Firefighting personnel now have the ability to coat a surface with a layer of augmented water, an aqueous gel of the inventive composition, which becomes stickier and more thixotropic the instant it is exposed to heat. The inventive composition eventually forms a crust as the surface dries, which is, in turn, carbonized to a
char forming,
intumescent coating, remaining in place regardless of the orientation of the substrate, as depicted in FIG. 2. The inventive composition uses less water to control or extinguish a fire, thereby reducing the damage caused by the run off of water after the fire is extinguished.
[0017] When applied to a fire, the inventive composition takes two forms. On the surface is the thin hard carbonized
char, forming the
intumescent layer and below is a sticky, thick, aqueous gel which makes up the majority of the composition. The char helps reduce the
moisture loss from the aqueous gel of the composition and prevents the fire from reaching additional combustible substrates. The coated combustible substrate temperature now cannot exceed the
boiling point of water (100° C.), until the aqueous gel of the composition is fully dried.

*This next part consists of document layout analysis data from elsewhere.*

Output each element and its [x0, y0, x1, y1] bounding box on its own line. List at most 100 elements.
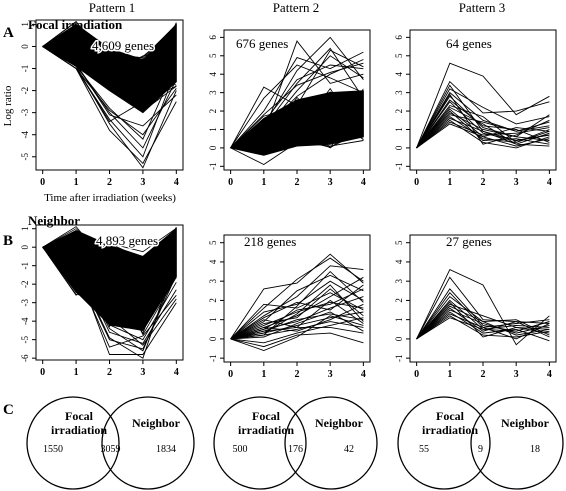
- series-line: [230, 36, 364, 149]
- series-line: [416, 119, 550, 149]
- y-tick-label: 4: [208, 71, 218, 76]
- venn-label-neighbor: Neighbor: [132, 416, 181, 430]
- y-tick-label: 4: [394, 71, 404, 76]
- y-tick-label: 0: [20, 44, 30, 49]
- series-line: [42, 46, 177, 140]
- series-line: [42, 46, 177, 127]
- row-title-neighbor: Neighbor: [28, 213, 80, 228]
- series-line: [42, 246, 177, 352]
- venn-circle-neighbor: [470, 396, 564, 490]
- venn-label-irradiation: irradiation: [238, 423, 294, 437]
- venn-count-neighbor-only: 42: [344, 444, 354, 455]
- y-tick-label: -1: [208, 354, 218, 362]
- series-lines: [416, 62, 550, 149]
- venn-circle-neighbor: [284, 396, 378, 490]
- series-line: [42, 22, 177, 98]
- y-tick-label: 4: [208, 259, 218, 264]
- series-line: [42, 41, 177, 74]
- venn-circle-focal: [26, 396, 120, 490]
- series-line: [230, 93, 364, 153]
- x-tick-label: 2: [107, 177, 112, 188]
- x-tick-label: 2: [295, 369, 300, 380]
- x-tick-label: 2: [481, 177, 486, 188]
- series-line: [416, 291, 550, 340]
- series-line: [230, 116, 364, 149]
- y-tick-label: -1: [394, 163, 404, 171]
- x-tick-label: 0: [228, 369, 233, 380]
- venn-circle-focal: [213, 396, 307, 490]
- series-line: [230, 116, 364, 149]
- gene-count-label: 4,893 genes: [96, 233, 158, 248]
- series-line: [42, 38, 177, 85]
- series-line: [230, 49, 364, 149]
- venn-label-focal: Focal: [252, 409, 281, 423]
- series-line: [416, 95, 550, 149]
- plot-frame: [409, 234, 557, 363]
- series-line: [42, 21, 177, 77]
- chart-panel-2-1: 1 0 -1 -2 -3 -4 -5 -6 0 1 2 3 4 4,893 genes: [20, 224, 184, 378]
- series-line: [416, 88, 550, 149]
- plot-frame: [409, 29, 557, 171]
- series-line: [42, 246, 177, 346]
- x-tick-label: 0: [414, 177, 419, 188]
- chart-panel-2-2: -1 0 1 2 3 4 5 0 1 2 3 4 218 genes: [208, 233, 371, 380]
- y-tick-label: -1: [394, 354, 404, 362]
- series-line: [42, 41, 177, 90]
- series-line: [416, 305, 550, 340]
- venn-count-overlap: 3059: [101, 444, 121, 455]
- venn-label-irradiation: irradiation: [51, 423, 107, 437]
- series-line: [230, 280, 364, 340]
- y-tick-label: -2: [20, 87, 30, 95]
- series-line: [230, 253, 364, 340]
- venn-count-overlap: 9: [478, 444, 483, 455]
- line-charts: 1 0 -1 -2 -3 -4 -5 0 1 2 3 4 4,609 genes -1 0 1 2 3 4 5 6 0 1 2…: [20, 19, 557, 380]
- series-line: [42, 241, 177, 335]
- y-tick-label: 0: [394, 145, 404, 150]
- series-line: [230, 303, 364, 340]
- series-line: [42, 246, 177, 341]
- x-tick-label: 4: [547, 177, 552, 188]
- x-tick-label: 2: [295, 177, 300, 188]
- y-tick-label: 4: [394, 259, 404, 264]
- chart-panel-1-1: 1 0 -1 -2 -3 -4 -5 0 1 2 3 4 4,609 genes: [20, 19, 184, 188]
- series-line: [230, 274, 364, 340]
- series-line: [230, 140, 364, 166]
- venn-label-focal: Focal: [436, 409, 465, 423]
- y-tick-label: 3: [394, 278, 404, 283]
- series-line: [230, 59, 364, 149]
- series-line: [42, 240, 177, 311]
- y-tick-label: -5: [20, 153, 30, 161]
- y-axis-label: Log ratio: [2, 85, 14, 126]
- series-line: [230, 332, 364, 348]
- y-tick-label: 5: [394, 240, 404, 245]
- y-tick-label: -4: [20, 130, 30, 138]
- series-line: [230, 51, 364, 149]
- y-tick-label: 6: [394, 35, 404, 40]
- y-tick-label: 3: [208, 278, 218, 283]
- series-line: [230, 284, 364, 340]
- x-tick-label: 3: [140, 367, 145, 378]
- x-tick-label: 4: [547, 369, 552, 380]
- y-tick-label: 5: [394, 53, 404, 58]
- row-letter-a: A: [3, 25, 14, 41]
- series-line: [230, 123, 364, 154]
- x-tick-label: 1: [447, 177, 452, 188]
- series-line: [416, 311, 550, 342]
- series-line: [230, 265, 364, 340]
- series-line: [42, 46, 177, 136]
- y-tick-label: 5: [208, 53, 218, 58]
- series-line: [230, 317, 364, 344]
- x-tick-label: 0: [40, 177, 45, 188]
- y-tick-label: -2: [20, 280, 30, 288]
- x-tick-label: 3: [514, 369, 519, 380]
- y-tick-label: 2: [208, 109, 218, 114]
- series-line: [42, 246, 177, 348]
- x-tick-label: 3: [140, 177, 145, 188]
- y-tick-label: 1: [20, 22, 30, 27]
- y-tick-label: 0: [208, 145, 218, 150]
- series-line: [42, 246, 177, 306]
- y-tick-label: 0: [20, 244, 30, 249]
- series-line: [230, 292, 364, 340]
- x-tick-label: 1: [447, 369, 452, 380]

[0020] Antimicrobials and stabilizers are added to the inventive composition to protect surrounding buildings from mold and extend the
shelf life of the inventive composition, as well as protecting soils from the catastrophic effects of
erosion and
watershed equilibrium. Examples of
antimicrobial agents include blends of methyl
paraben and
propyl paraben, and Vancide # 51, a blend of
sodium dimethyldithiocarbamate and
sodium 2(3H)-benzothiazolethione. Stabilizer examples include a
fumed silica, such as Carb-O-Sil, or a borate. To fight fires where an extreme need to extinguish the fire in seconds is more important then
toxicity concerns, conventional fire retardants such as halogens,
antimony oxide and salts, such as
ammonium phosphate,
ammonium sulfate or other similar chemical retardants, can be used as modifiers that are easily added and then utilized with such special compositions.